More to the point, that change wasn't the opposite of raising the cap as the
reduction applied to everyone's contributions so it isn't directly relevant to
a cap discussion. You need more facts and arguments, IMHO.

As for your $600 threshold for 1099 argument, the analogous argument is that
the earnings contribution cap should be indexed to inflation. (It may be going
up a bit faster than inflation.) It is index, you're either arguing for the
status quo or more. Which is it?

And, you didn't address my argument about the hows and whys of the cap.
Instead, you went off in a different direction. Fair enough - I'll play along.

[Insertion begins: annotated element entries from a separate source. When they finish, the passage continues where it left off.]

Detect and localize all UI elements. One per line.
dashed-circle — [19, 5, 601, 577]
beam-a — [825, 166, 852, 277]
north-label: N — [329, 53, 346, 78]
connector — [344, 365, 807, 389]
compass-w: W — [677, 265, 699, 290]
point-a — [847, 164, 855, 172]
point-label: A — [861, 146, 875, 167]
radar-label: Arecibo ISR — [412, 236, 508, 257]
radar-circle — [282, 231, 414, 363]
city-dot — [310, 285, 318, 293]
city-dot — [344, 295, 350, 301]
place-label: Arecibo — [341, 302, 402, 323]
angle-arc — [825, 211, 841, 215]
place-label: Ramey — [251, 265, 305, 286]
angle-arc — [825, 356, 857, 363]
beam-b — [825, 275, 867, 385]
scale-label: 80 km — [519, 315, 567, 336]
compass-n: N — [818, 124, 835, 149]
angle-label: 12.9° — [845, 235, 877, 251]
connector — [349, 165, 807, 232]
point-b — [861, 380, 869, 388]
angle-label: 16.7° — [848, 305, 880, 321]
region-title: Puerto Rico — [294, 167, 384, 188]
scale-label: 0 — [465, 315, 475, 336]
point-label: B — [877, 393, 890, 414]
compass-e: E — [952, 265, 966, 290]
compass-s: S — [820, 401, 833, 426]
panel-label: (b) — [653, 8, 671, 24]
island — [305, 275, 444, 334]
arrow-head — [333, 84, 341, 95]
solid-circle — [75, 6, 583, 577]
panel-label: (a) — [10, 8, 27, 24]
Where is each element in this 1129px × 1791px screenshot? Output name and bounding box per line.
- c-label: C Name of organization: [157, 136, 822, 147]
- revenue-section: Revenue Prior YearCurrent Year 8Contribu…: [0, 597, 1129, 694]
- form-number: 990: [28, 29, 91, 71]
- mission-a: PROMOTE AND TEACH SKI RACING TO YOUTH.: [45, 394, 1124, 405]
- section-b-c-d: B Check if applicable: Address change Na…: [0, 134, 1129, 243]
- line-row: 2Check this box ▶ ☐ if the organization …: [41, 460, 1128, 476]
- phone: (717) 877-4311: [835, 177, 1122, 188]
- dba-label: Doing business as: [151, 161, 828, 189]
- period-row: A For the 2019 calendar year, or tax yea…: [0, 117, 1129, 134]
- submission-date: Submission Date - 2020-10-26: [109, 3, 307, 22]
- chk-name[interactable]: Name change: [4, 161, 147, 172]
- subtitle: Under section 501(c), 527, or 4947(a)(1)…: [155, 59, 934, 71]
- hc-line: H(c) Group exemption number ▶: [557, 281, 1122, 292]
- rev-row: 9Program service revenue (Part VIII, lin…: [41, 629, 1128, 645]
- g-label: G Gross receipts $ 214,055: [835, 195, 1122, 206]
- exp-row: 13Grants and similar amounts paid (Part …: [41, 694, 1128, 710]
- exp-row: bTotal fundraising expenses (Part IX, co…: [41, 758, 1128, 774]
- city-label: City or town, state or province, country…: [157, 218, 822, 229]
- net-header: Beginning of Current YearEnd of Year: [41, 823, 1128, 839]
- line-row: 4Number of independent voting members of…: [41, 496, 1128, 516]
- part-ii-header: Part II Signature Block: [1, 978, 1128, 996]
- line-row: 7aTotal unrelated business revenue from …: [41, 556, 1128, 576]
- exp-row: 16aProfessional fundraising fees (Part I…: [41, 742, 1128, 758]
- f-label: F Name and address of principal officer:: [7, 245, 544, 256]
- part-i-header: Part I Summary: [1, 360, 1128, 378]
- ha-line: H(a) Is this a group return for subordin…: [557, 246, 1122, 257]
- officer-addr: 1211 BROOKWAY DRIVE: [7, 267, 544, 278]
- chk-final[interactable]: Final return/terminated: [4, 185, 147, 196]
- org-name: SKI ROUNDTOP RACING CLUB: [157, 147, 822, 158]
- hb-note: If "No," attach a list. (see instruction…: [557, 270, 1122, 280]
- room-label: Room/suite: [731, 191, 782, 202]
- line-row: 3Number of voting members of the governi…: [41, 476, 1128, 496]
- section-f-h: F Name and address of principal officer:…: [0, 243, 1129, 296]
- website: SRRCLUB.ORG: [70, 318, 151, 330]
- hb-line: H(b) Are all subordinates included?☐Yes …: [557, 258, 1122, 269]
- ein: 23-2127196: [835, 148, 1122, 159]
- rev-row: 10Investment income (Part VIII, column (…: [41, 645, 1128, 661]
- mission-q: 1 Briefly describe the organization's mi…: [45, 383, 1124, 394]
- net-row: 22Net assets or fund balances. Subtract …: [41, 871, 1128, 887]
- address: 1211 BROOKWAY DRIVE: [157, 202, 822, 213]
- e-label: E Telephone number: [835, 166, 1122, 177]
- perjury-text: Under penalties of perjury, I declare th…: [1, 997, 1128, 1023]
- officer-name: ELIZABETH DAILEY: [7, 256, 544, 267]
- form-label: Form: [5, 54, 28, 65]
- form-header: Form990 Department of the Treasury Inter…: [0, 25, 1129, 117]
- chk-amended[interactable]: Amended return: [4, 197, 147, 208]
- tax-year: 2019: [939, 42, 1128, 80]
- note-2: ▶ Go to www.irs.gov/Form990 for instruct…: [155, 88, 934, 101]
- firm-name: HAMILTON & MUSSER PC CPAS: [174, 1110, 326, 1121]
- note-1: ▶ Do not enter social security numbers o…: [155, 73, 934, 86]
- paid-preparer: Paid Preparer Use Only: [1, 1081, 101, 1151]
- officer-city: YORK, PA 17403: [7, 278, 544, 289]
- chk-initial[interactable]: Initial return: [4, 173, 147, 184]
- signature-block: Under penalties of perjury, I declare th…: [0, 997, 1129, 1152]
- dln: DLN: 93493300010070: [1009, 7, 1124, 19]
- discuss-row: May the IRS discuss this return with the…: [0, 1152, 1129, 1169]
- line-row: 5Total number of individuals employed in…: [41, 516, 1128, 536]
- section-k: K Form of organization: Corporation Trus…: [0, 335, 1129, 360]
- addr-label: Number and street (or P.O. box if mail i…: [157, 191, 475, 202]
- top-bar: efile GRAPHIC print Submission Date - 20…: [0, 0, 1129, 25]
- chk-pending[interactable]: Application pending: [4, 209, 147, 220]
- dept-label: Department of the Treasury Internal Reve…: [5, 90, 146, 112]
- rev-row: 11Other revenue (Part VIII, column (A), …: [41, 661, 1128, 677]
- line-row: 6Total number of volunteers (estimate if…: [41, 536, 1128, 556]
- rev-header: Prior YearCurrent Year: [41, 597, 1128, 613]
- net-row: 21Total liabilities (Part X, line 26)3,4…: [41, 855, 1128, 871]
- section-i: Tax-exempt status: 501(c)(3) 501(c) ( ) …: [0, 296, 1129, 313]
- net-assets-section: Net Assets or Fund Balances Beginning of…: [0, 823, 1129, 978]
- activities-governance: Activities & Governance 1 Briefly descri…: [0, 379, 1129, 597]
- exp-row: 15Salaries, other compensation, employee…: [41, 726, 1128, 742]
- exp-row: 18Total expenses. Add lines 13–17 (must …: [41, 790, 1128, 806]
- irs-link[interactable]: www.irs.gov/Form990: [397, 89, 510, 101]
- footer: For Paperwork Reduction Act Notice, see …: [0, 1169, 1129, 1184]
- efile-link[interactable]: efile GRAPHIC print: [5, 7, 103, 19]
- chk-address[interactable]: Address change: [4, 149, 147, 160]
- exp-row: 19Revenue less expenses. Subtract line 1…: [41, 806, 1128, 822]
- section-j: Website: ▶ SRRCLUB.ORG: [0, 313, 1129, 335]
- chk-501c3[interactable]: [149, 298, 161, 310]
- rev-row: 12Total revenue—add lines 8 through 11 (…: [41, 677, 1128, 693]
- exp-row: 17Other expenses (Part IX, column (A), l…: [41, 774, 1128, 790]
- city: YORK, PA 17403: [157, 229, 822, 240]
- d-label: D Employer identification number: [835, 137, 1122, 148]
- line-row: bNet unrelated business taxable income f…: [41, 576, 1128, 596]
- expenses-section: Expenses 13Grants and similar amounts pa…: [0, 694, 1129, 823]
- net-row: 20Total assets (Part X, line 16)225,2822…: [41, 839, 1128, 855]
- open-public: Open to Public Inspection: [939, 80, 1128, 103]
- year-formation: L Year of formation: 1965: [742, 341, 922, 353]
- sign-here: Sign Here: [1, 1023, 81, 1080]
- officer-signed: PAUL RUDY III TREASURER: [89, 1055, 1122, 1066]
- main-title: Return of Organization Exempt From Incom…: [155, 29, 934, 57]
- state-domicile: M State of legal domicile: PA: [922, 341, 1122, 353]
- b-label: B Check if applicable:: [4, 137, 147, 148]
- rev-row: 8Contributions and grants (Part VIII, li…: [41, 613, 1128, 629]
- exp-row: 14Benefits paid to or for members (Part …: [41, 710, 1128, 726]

> I'd prefer some degree of 'means' testing

Why is your vague scheme better than the two ways that SS benefits are means-
tested today? (There may be more than two - I'm fairly ignorant of SS.)

I should say that I'm starting to change my position on SS. When I was
younger, I didn't see why younger folks should subsidize older ones. Now that
I'm older, I'm beginning to see the wisdom of such policies.

SS has been cash-flow negative for a couple of years. While I applaud your
efforts to keep the money flowing until I get mine back, do you really think
that the next generation is going to do the same for you?